Letztlich haben sich die Kanzlerin und der bayerische Ministerpräsident mit ihrem Kurs erhöhter Vorsicht durchgesetzt. Den tragen auch die nord- und ostdeutschen Regierungschefs mit, die den Menschen über Ostern ein wenig Urlaub in Ferienwohnungen und auf Campingplätzen gestatten wollten. Es gab, anders bei den unzähligen früheren Konferenzen, dieses Mal keine „Protokollerklärungen“, mit denen einzelne Länder bestimmte Maßnahmen für sich selbst ausschließen. Ein Zeichen dafür, wie ernst die Lage ist: Das Virus bereitet sich viel schneller aus, als wir mit dem Impfen nachkommen – gefährlich schnell.

Jede Verlängerung des Lockdowns, jede Verschärfung lässt sich leicht als einfallslos kritisieren. Auch werden die Menschen nicht verstehen, dass man im vollbesetzen Flugzeug nach Mallorca reisen und dort im Hotel übernachten darf, aber nicht im eigenen Auto in eine Ferienwohnung an der Nord- oder Ostsee. Es sind solche Widersprüche, die die Bürger an der Weisheit der Corona-Politik zweifeln lassen. Doch lässt sich die durch Mutationen beschleunigende Verbreitung des Virus samt der Folgen für das Gesundheitssystem nun einmal nicht leugnen.

Fragwürdiger Inzidenzwert

Man kann darüber streiten, ob der Inzidenzwert, also die Zahl der Infizierten je 100.000 Einwohner, unverändert das Maß aller Dinge sein kann.

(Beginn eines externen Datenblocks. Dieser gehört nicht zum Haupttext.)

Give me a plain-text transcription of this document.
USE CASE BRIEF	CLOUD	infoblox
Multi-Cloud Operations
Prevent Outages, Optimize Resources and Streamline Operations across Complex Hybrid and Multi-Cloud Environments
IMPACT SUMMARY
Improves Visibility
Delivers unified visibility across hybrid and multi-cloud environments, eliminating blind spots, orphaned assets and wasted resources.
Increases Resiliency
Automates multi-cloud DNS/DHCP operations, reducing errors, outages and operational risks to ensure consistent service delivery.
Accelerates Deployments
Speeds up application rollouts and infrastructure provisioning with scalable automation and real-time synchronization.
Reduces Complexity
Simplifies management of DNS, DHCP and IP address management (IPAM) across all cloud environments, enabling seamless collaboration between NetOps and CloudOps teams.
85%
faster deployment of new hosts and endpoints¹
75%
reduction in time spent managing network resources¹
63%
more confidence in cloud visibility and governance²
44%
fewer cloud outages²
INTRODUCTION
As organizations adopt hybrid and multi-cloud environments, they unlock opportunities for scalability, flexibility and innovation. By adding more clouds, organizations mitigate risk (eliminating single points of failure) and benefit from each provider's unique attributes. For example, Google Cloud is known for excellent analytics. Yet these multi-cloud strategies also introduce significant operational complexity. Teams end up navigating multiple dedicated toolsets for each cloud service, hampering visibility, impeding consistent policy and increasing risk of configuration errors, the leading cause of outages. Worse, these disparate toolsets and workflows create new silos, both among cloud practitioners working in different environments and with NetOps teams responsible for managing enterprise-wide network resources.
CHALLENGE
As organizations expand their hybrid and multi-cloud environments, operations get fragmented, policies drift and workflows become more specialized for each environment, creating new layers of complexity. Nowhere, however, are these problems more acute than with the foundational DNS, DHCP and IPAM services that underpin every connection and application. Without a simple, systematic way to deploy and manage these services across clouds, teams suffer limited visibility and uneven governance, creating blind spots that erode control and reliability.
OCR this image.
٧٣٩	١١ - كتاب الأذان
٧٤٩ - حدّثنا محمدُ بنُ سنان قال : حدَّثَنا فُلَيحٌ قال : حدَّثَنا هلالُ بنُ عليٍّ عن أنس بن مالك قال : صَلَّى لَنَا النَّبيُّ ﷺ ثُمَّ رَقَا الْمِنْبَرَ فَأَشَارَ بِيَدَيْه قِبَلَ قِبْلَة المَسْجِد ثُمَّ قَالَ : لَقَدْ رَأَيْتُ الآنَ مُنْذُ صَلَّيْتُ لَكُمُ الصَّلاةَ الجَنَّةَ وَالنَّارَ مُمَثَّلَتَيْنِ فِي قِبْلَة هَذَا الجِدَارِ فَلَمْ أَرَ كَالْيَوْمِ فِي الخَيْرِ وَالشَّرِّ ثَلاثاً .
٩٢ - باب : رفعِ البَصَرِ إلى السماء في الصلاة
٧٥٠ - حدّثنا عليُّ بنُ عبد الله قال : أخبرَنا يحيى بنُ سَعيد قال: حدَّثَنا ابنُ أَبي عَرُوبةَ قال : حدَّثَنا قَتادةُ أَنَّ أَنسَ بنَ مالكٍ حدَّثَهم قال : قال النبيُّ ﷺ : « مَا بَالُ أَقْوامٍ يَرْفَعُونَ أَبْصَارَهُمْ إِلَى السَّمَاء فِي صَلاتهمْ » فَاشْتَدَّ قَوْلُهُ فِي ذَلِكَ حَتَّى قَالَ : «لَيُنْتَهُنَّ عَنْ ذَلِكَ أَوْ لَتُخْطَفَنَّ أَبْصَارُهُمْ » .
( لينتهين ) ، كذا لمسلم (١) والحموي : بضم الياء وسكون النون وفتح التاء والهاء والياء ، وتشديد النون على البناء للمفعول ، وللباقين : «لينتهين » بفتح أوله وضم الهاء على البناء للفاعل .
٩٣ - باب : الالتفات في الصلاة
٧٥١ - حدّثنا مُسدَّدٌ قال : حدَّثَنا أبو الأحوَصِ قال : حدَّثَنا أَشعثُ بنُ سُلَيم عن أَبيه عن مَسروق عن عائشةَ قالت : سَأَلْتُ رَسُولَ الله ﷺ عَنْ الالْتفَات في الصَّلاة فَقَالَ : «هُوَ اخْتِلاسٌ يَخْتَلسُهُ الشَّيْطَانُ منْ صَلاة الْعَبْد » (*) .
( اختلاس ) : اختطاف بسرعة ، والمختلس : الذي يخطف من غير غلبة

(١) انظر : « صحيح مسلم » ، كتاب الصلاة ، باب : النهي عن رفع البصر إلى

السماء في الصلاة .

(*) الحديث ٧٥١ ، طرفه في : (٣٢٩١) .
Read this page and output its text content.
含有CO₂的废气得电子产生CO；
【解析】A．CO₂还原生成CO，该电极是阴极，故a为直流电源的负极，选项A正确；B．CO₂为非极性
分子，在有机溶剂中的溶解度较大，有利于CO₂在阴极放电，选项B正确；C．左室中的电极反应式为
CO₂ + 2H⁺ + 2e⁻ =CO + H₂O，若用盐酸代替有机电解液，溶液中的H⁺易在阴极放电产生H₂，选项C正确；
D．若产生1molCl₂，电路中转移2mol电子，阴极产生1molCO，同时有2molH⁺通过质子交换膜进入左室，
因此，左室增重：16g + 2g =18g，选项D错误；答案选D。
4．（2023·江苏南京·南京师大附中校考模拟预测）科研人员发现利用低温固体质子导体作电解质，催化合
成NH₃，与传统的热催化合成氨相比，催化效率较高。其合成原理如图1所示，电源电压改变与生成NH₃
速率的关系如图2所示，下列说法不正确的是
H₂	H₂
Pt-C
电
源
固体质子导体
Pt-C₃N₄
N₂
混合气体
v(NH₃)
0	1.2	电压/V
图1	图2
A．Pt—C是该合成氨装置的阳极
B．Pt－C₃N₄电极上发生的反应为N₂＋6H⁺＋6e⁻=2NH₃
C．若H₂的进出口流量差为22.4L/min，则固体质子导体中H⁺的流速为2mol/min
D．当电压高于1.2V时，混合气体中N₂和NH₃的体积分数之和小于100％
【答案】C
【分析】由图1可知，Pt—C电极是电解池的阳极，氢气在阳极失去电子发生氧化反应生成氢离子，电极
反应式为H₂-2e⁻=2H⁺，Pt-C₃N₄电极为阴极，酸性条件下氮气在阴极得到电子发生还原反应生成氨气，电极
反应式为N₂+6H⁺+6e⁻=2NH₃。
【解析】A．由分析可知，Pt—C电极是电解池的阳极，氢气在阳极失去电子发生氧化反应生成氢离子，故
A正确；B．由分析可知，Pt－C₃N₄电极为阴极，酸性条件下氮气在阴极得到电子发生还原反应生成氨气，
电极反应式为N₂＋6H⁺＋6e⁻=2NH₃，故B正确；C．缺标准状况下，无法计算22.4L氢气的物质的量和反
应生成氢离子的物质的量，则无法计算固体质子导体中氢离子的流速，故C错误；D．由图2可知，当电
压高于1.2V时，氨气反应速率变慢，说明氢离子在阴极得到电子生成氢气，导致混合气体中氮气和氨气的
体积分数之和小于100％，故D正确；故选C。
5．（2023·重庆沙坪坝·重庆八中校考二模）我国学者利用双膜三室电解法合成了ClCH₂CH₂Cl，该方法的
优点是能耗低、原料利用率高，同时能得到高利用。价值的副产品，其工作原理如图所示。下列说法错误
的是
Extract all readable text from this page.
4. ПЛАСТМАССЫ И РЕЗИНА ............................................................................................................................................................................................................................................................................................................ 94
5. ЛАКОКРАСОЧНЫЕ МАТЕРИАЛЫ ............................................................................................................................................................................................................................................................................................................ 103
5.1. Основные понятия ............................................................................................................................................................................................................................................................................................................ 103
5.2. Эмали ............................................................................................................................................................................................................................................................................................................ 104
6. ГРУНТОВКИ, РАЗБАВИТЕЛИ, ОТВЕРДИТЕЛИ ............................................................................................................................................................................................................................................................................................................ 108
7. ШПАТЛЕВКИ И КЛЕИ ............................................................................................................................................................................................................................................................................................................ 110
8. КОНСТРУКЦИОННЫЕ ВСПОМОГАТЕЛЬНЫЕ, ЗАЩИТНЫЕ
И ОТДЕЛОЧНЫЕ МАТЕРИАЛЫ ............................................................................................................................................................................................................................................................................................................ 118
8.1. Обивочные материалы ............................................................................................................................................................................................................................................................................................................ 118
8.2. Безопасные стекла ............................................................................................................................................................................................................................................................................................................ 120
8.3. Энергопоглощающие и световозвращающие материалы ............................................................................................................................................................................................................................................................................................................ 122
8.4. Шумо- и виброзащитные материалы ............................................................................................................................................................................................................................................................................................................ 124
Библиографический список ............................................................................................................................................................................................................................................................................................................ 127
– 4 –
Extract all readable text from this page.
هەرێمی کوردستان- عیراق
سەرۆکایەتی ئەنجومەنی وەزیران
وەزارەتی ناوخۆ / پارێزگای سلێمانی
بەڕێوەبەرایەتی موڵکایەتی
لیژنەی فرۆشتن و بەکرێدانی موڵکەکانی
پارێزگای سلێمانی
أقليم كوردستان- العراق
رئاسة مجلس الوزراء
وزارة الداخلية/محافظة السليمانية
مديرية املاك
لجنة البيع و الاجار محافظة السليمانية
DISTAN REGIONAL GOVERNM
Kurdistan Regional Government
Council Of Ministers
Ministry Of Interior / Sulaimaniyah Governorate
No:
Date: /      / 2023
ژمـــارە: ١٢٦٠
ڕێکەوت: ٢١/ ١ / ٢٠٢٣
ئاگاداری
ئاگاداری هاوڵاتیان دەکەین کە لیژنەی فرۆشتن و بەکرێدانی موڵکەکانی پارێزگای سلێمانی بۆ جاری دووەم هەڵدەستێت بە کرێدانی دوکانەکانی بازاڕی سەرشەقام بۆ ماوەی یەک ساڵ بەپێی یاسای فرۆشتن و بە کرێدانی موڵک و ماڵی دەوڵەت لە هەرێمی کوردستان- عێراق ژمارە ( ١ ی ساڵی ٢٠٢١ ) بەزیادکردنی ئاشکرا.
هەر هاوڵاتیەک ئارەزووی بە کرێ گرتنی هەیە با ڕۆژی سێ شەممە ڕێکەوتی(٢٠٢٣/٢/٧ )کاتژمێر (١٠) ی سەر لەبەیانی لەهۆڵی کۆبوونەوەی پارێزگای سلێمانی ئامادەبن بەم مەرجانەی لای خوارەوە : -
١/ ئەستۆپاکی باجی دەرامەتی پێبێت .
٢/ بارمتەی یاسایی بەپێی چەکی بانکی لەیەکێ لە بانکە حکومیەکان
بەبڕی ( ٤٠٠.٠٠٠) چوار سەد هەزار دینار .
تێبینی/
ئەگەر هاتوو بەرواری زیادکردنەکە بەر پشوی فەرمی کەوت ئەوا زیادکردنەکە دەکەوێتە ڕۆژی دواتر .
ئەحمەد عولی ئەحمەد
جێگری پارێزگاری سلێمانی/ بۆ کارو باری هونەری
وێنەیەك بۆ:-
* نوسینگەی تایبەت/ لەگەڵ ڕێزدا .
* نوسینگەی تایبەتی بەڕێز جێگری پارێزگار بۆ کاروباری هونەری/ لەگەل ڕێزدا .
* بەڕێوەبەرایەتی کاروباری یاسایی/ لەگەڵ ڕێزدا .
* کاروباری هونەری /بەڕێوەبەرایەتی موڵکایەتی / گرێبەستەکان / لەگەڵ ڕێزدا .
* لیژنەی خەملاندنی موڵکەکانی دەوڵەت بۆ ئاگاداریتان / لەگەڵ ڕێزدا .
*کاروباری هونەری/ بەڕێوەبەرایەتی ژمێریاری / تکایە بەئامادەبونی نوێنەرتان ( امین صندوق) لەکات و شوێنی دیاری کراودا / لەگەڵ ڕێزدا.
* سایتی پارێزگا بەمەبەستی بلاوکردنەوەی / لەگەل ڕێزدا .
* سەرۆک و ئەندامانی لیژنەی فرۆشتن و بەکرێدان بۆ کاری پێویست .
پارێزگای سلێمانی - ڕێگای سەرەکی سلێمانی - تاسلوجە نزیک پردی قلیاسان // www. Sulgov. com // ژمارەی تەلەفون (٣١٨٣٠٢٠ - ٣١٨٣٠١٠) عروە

Denn mit der zunehmenden Häufigkeit von Testungen werden zwangsläufig mehr Infizierte registriert. Dabei zeigen einzelne Städte, allen voran Tübingen, dass es durchaus intelligente Wege gibt, die Geschäfte und Restaurants zu öffnen, ohne der Ausbreitung von Covid-19 Vorschub zu leisten. Nur reichen wohl die Testkapazitäten nicht aus, um in ganz Deutschland so klug vorzugehen wie in der schwäbischen Universitätsstadt.

Die Fehler des Sommers rächen sich

Die Ministerpräsidentenkonferenz macht den Bürgern kein Ostergeschenk; sie trübt vielmehr die Freude auf die Feiertage. Aber großzügige Lockerungen sind angesichts der Gefährdungslage nicht zu verantworten. Bundes- und Landesregierungen sind eben die Gefangenen ihrer eigenen Fehler: Was im Sommer und Herbst versäumt wurde, hat den Weg bereitet für die zweite und dritte Welle. Und für die Misere in der wir stecken – gesundheitspolitisch, bildungspolitisch, wirtschaftlich und stimmungsmäßig. Nicht zuletzt öffnet die Pandemie uns die Augen, dass wir Deutschen, wir angeblichen Organisationsweltmeister, auf der staatlichen Ebene nur Mittelmaß sind.